Having dispensed with that, this EP consists of three new songs, two of which receive a remix, and three remixes of pieces from "Snow Borne Sorrow".
As for the material itself, the new pieces find Sylvian hearkening back to a decade ago-- looped beats and instruments and edgy, aggressive, nearly spoken word vocals and dominate both the title track and "Get the Hell Out". It reminds me strongly of the "Little Girls with 99 Lives" material that surfaced on the "I Surrender" single, but like that material, it sounds almost awkward and tentative at times. Admittedly, Sylvian's chorus on "Get the Hell Out" is so fantastic, it's hard not to love it. The third new piece, Birds Sing For Their Lives", is a vocal feature for Stina Nordenstam. I have to be honest, I don't love her voice and given this, it's hard for me to seriously consider the piece-- certainly the backing track has a nice, lurching electronica sound, but Nordenstam's vocal doesn't sit right with me. "Money For All" and "Get the Hell Out" both get remixes-- the former doesn't add much-- adding a few pauses and playing with some of the loops, the latter respins the piece as a churning, violin-driven number, adding a number of overtones and colors.

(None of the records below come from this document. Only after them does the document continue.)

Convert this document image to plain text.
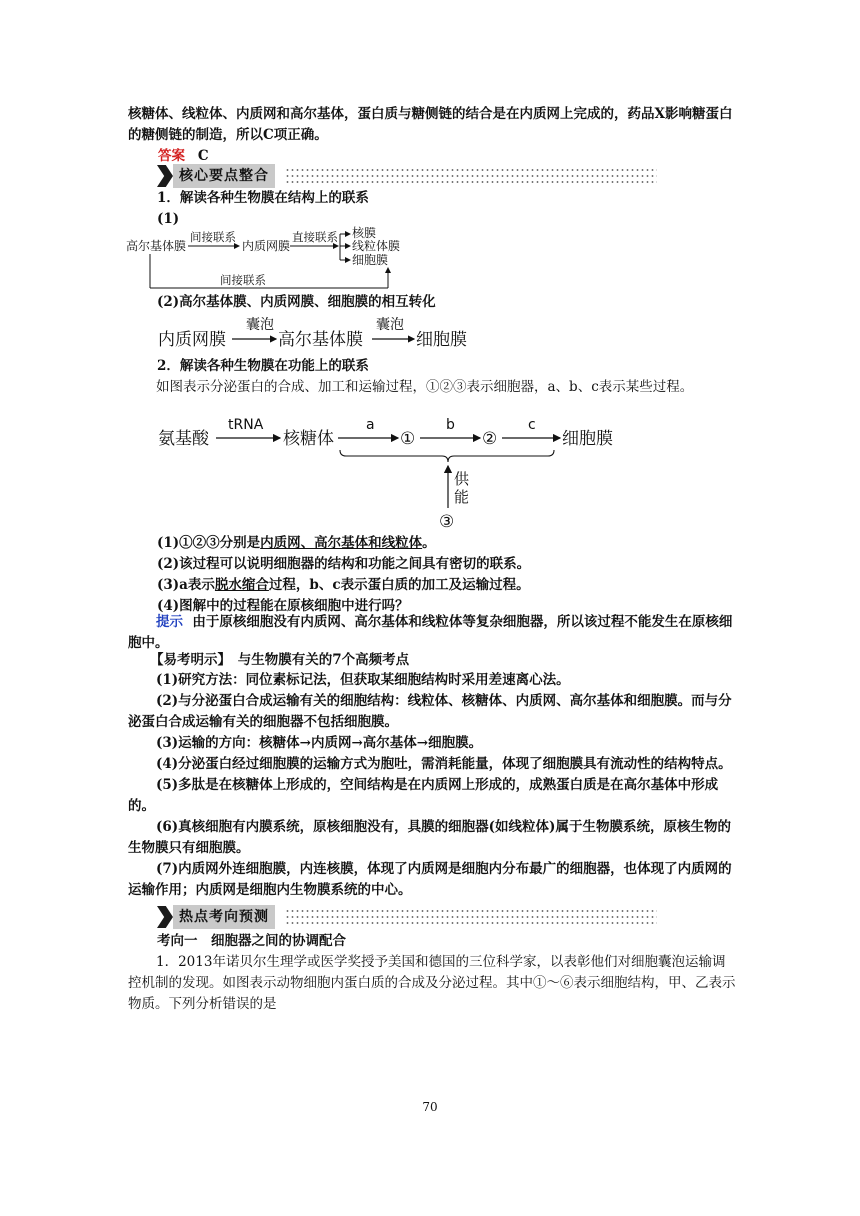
核糖体、线粒体、内质网和高尔基体，蛋白质与糖侧链的结合是在内质网上完成的，药品X影响糖蛋白的糖侧链的制造，所以C项正确。

答案 C

核心要点整合

1．解读各种生物膜在结构上的联系

(1)

高尔基体膜
间接联系
内质网膜
直接联系 核膜
线粒体膜
细胞膜
间接联系

(2)高尔基体膜、内质网膜、细胞膜的相互转化

内质网膜
囊泡
高尔基体膜
囊泡
细胞膜

2．解读各种生物膜在功能上的联系

如图表示分泌蛋白的合成、加工和运输过程，①②③表示细胞器，a、b、c表示某些过程。

氨基酸
tRNA
核糖体
a
①
b
②
c
细胞膜
供
能
③

(1)①②③分别是内质网、高尔基体和线粒体。

(2)该过程可以说明细胞器的结构和功能之间具有密切的联系。

(3)a表示脱水缩合过程，b、c表示蛋白质的加工及运输过程。

(4)图解中的过程能在原核细胞中进行吗？

提示 由于原核细胞没有内质网、高尔基体和线粒体等复杂细胞器，所以该过程不能发生在原核细胞中。

【易考明示】　与生物膜有关的7个高频考点

(1)研究方法：同位素标记法，但获取某细胞结构时采用差速离心法。
(2)与分泌蛋白合成运输有关的细胞结构：线粒体、核糖体、内质网、高尔基体和细胞膜。而与分泌蛋白合成运输有关的细胞器不包括细胞膜。
(3)运输的方向：核糖体→内质网→高尔基体→细胞膜。
(4)分泌蛋白经过细胞膜的运输方式为胞吐，需消耗能量，体现了细胞膜具有流动性的结构特点。
(5)多肽是在核糖体上形成的，空间结构是在内质网上形成的，成熟蛋白质是在高尔基体中形成的。
(6)真核细胞有内膜系统，原核细胞没有，具膜的细胞器(如线粒体)属于生物膜系统，原核生物的生物膜只有细胞膜。
(7)内质网外连细胞膜，内连核膜，体现了内质网是细胞内分布最广的细胞器，也体现了内质网的运输作用；内质网是细胞内生物膜系统的中心。
热点考向预测

考向一　细胞器之间的协调配合

1．2013年诺贝尔生理学或医学奖授予美国和德国的三位科学家，以表彰他们对细胞囊泡运输调控机制的发现。如图表示动物细胞内蛋白质的合成及分泌过程。其中①～⑥表示细胞结构，甲、乙表示物质。下列分析错误的是

70
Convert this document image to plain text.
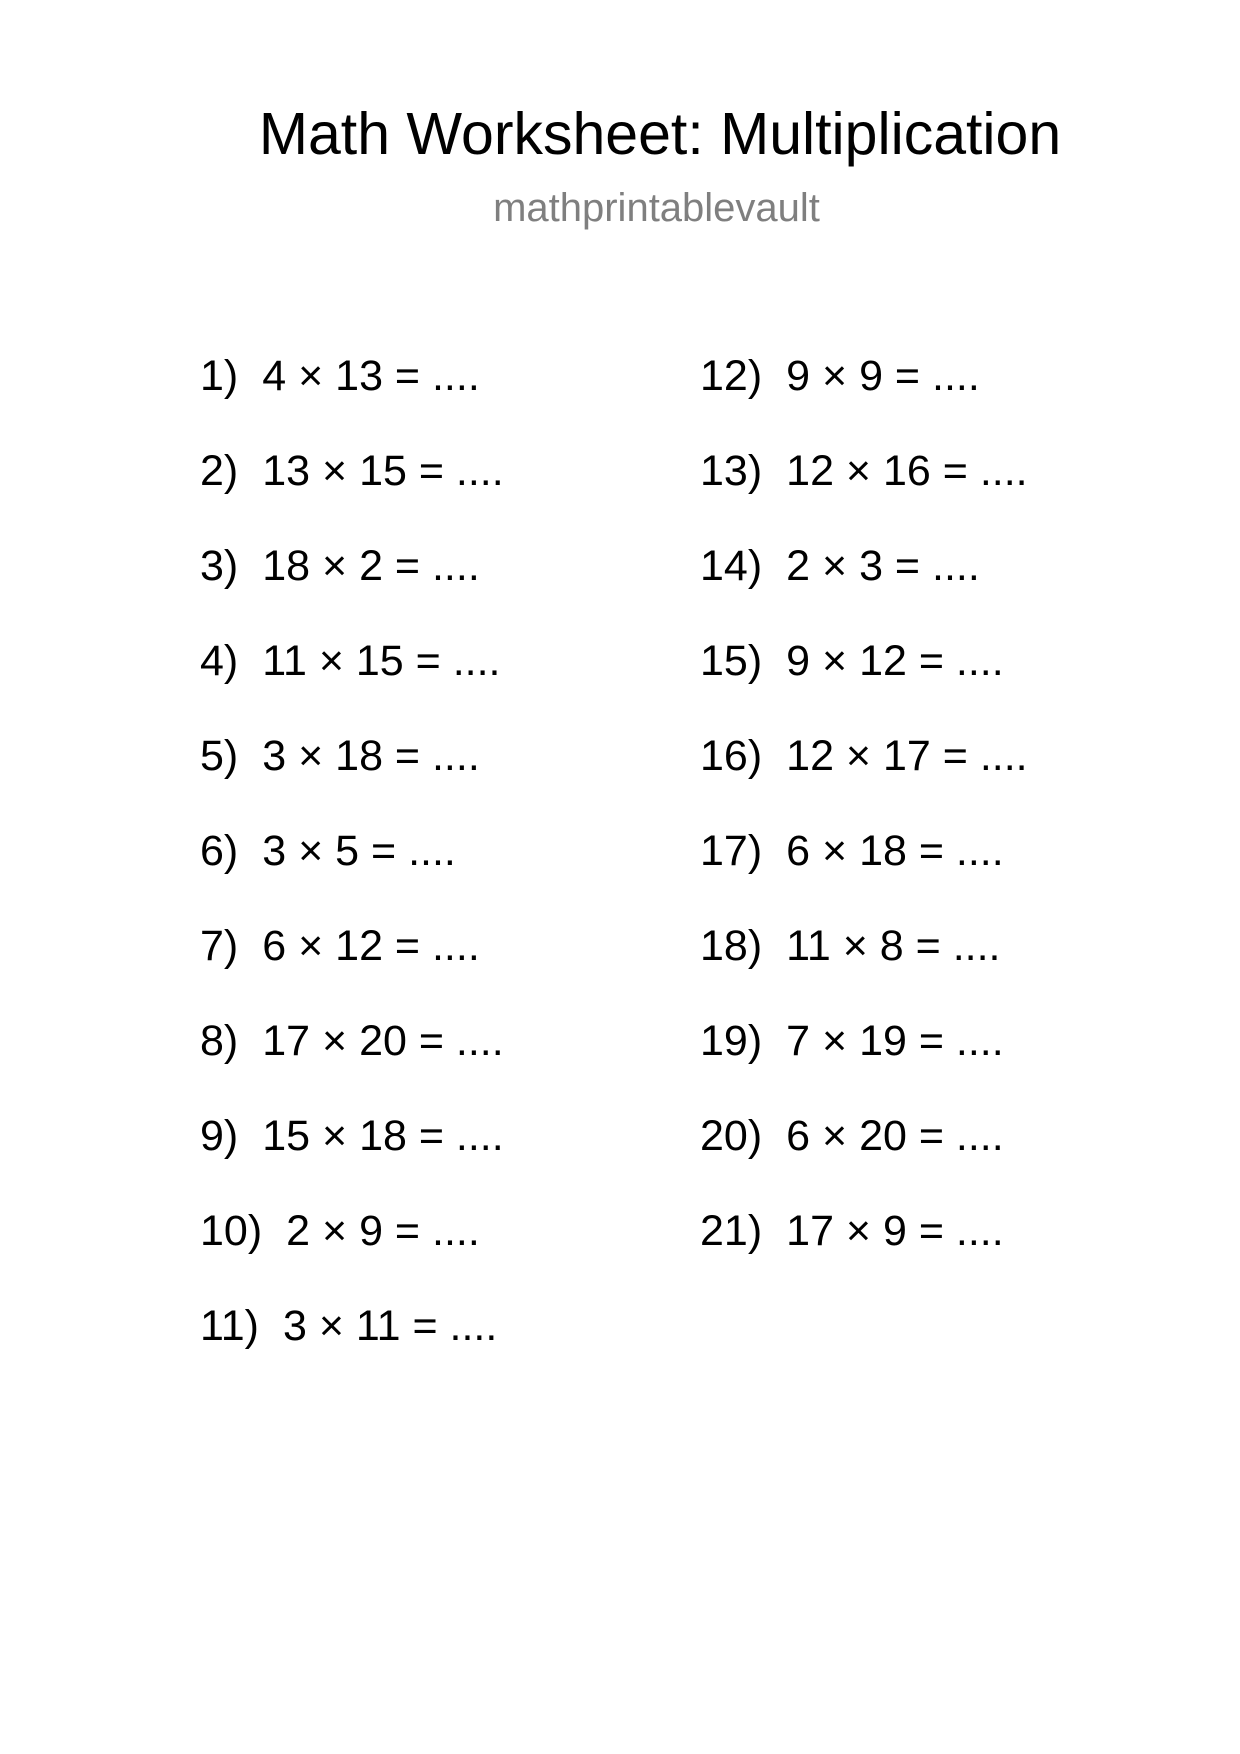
Math Worksheet: Multiplication
mathprintablevault
1) 4 × 13 = ....
2) 13 × 15 = ....
3) 18 × 2 = ....
4) 11 × 15 = ....
5) 3 × 18 = ....
6) 3 × 5 = ....
7) 6 × 12 = ....
8) 17 × 20 = ....
9) 15 × 18 = ....
10) 2 × 9 = ....
11) 3 × 11 = ....
12) 9 × 9 = ....
13) 12 × 16 = ....
14) 2 × 3 = ....
15) 9 × 12 = ....
16) 12 × 17 = ....
17) 6 × 18 = ....
18) 11 × 8 = ....
19) 7 × 19 = ....
20) 6 × 20 = ....
21) 17 × 9 = ....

The remixes of the material from "Snow Borne Sorrow", like the ones for Sylvian's previous effort ("The Good Son vs. the Only Daughter" remix album for "Blemish") are often dramatically different from the previous versions. "The Banality of Evil" gets reinvented completely, restructured and featuring a noisy guitar line, while taking away some of the almost groaning nature of the original. For a piece that keeps the melody of the original, it feels like a totally different song. "Wonderful World" doesn't get quite this level of reinvention, feeling more like a rearrangement, with Friedman's remix emphasizing the separation between the vocals and the instruments moreso than the album mix. "Serotonin" is reinvented as a muted funk workout, and while I have the least to say about it, is probably the best of the three remixes.
Like the rest of the Nine Horses material, I find myself with quite a mixed feeling on this one-- it's not that it's not a worthwhile listen, it's just that it's not superb, and quite honestly, I've come to expect superb from Sylvian, particularly after just how powerful "Blemish" was a few years ago. If it were someone else, I'd rate this higher, but for Sylvian, this one is a bit subpar.